Reynold became head of ID in August 2013. He was such a natural fit for this role, and he developed a wonderful relationship with his team, clients and the other OCC directors. Reynold has been a wonderful OCC director, always providing a calm, thoughtful and positive perspective.
In recent years he expanded ID’s reach and made OCC the go-to company for software development for university spinouts. He built a reputation for quality, technical understanding and reliability with Oxford University Innovation. Reynold was passionate about his work. His natural interest meant he always researched topics carefully and his innate ability to work with people meant that clients always thought of him as a partner.
In June, we interviewed Reynold about how OCC transforms AI into commercial applications. It’s a memory of Reynold we can treasure.
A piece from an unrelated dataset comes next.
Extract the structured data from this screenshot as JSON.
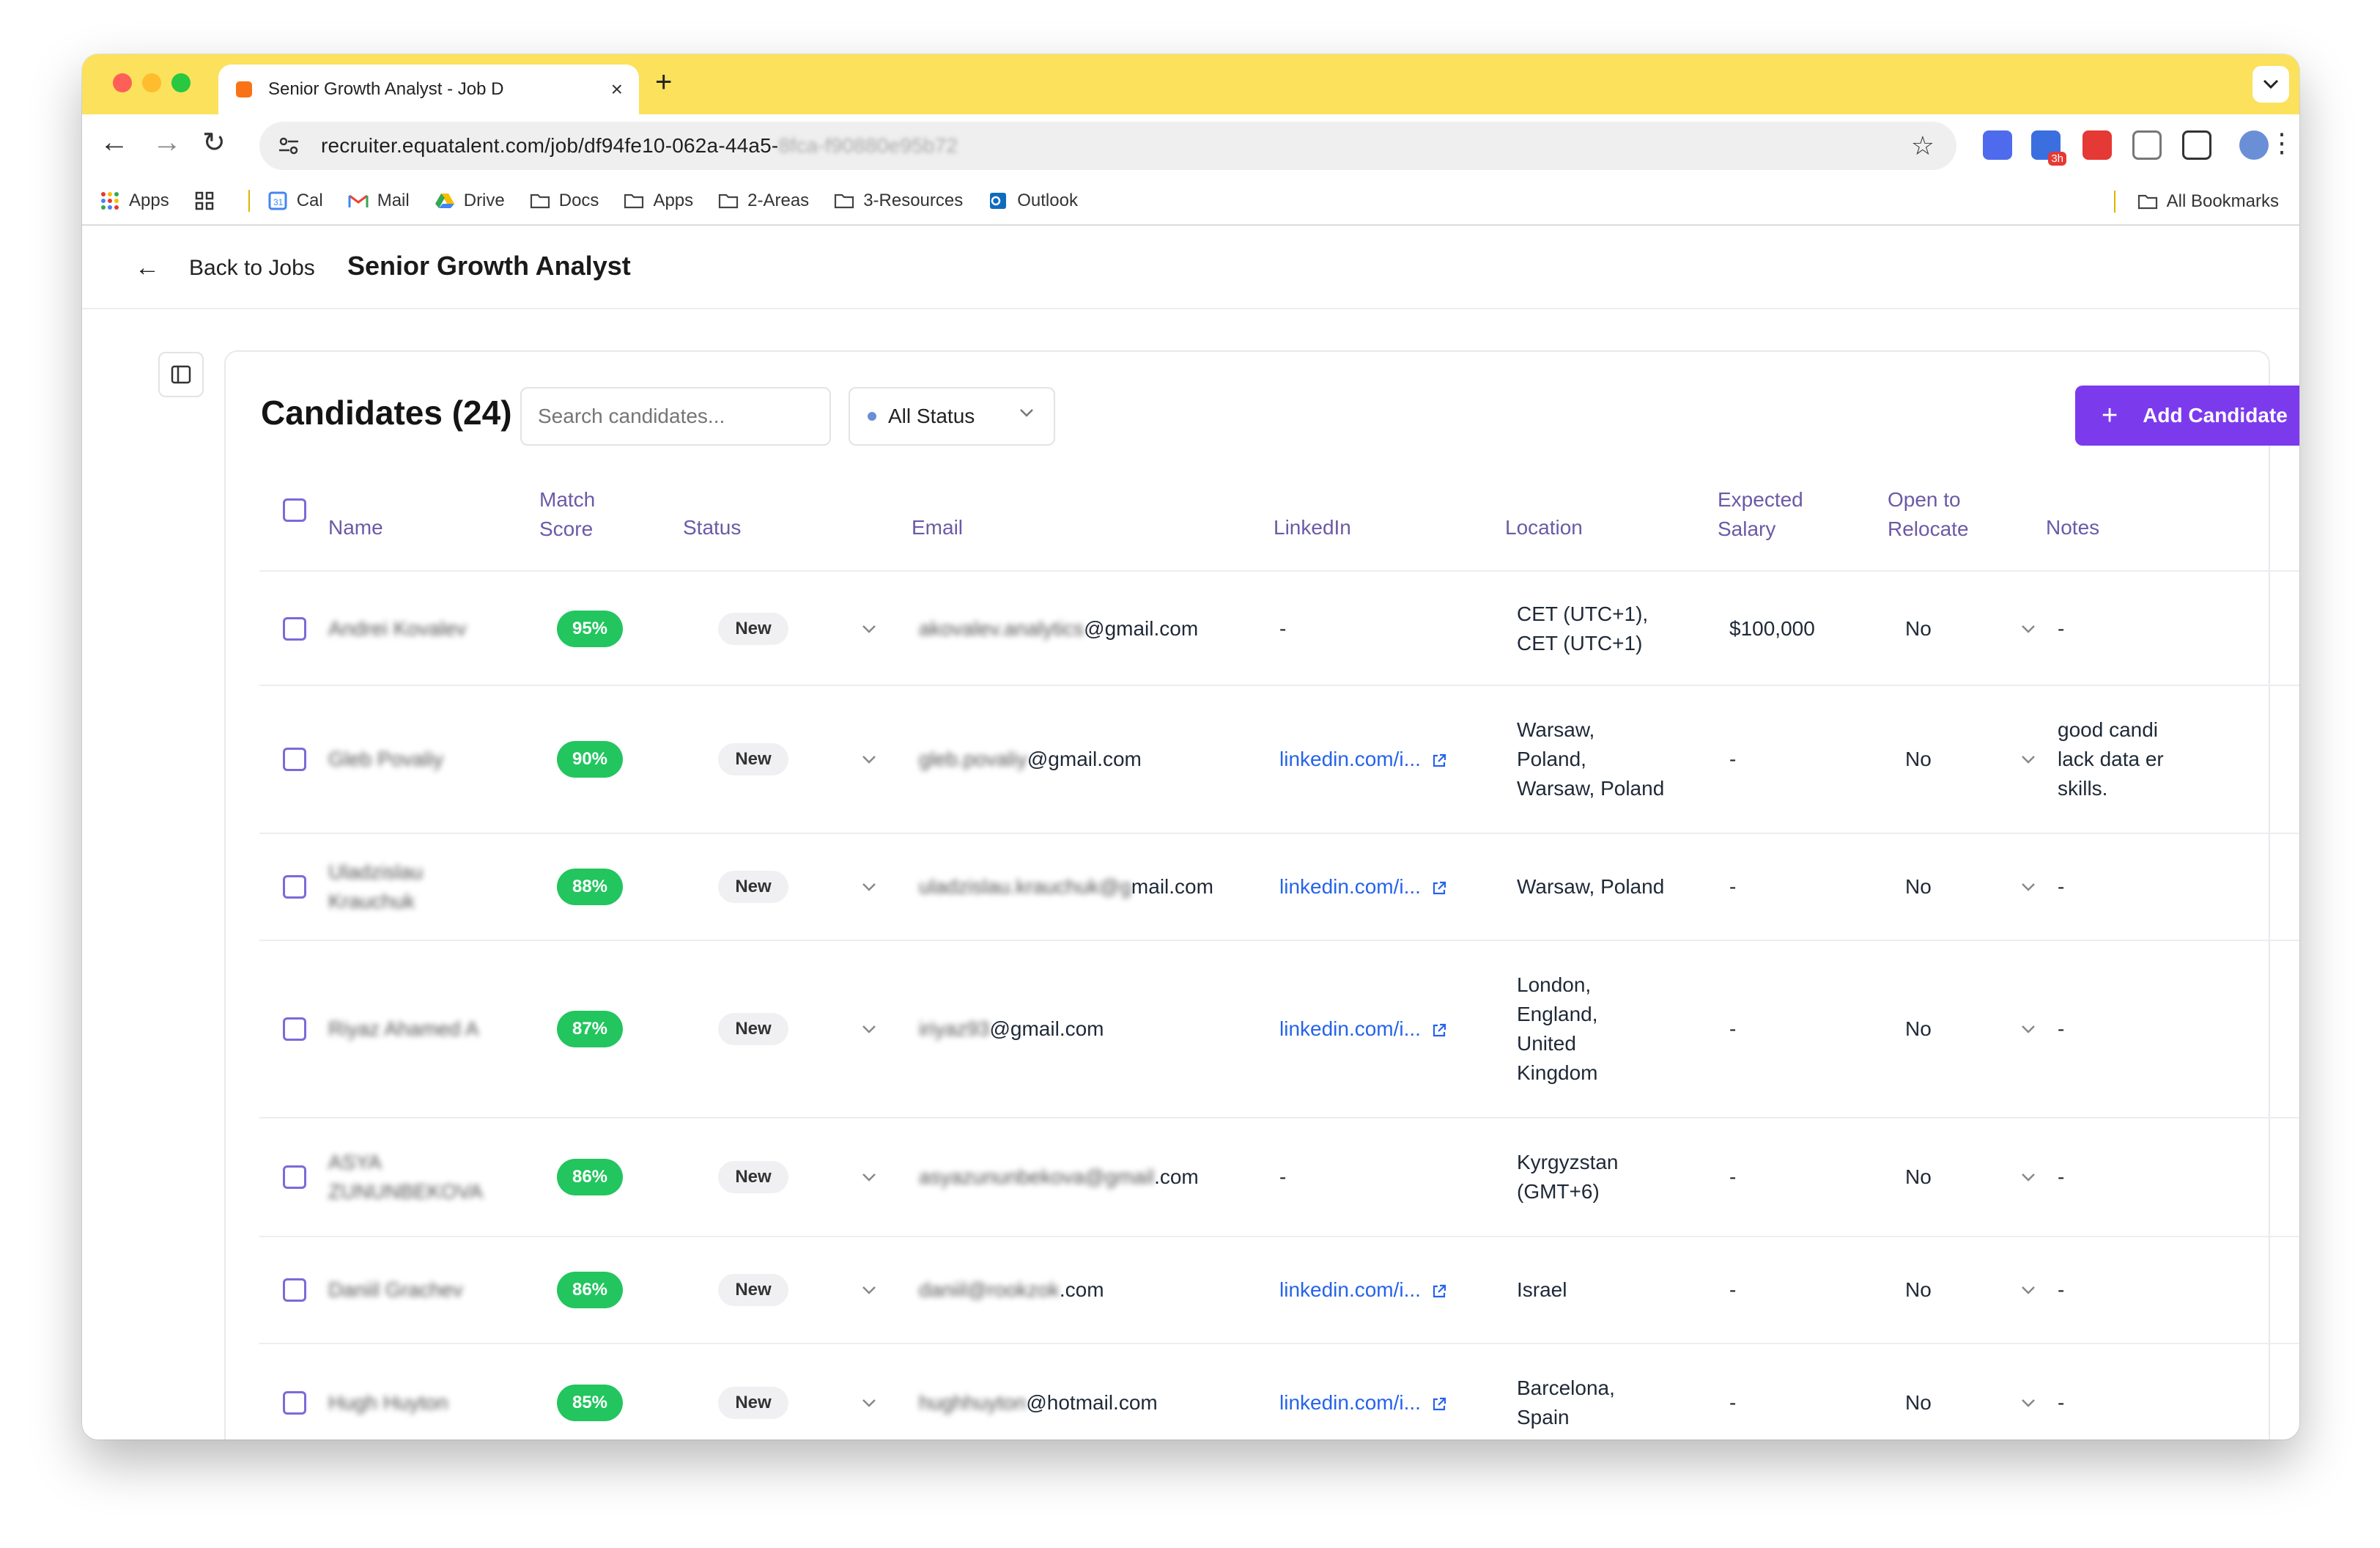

In the interview, he is his usual engaging, clear and intelligent self, though there is a sad irony in some of the discussions about our own work in detecting the early onset of disease.
Reynold has been at the heart of OCC for over 24 years. John Boyle, Chairman and Finance Director, remembers many adventures from the early days. Once they found themselves stuck on a mountaintop at 6 pm after strong schnapps and were told by the guide that they would be eaten by bears if they didn’t get down the mountain immediately. John and Reynold have ridden horses together (dangerous – but it was while cycling home from riding that Reynold had the accident that lost him his little finger), sat on river banks with good bottles of wine and spent many hours playing cards in airport lounges. Good and relaxed conversation was always guaranteed.
Reynold is part of the OCC family. We will look after his wife Liz to make sure she is supported. We will also set up a scheme to commemorate Reynold’s contribution in due course. If you would like to pass on a message of condolence, please contact us at firstname.lastname@example.org.
1 September 2021 was the saddest day in OCC’s history.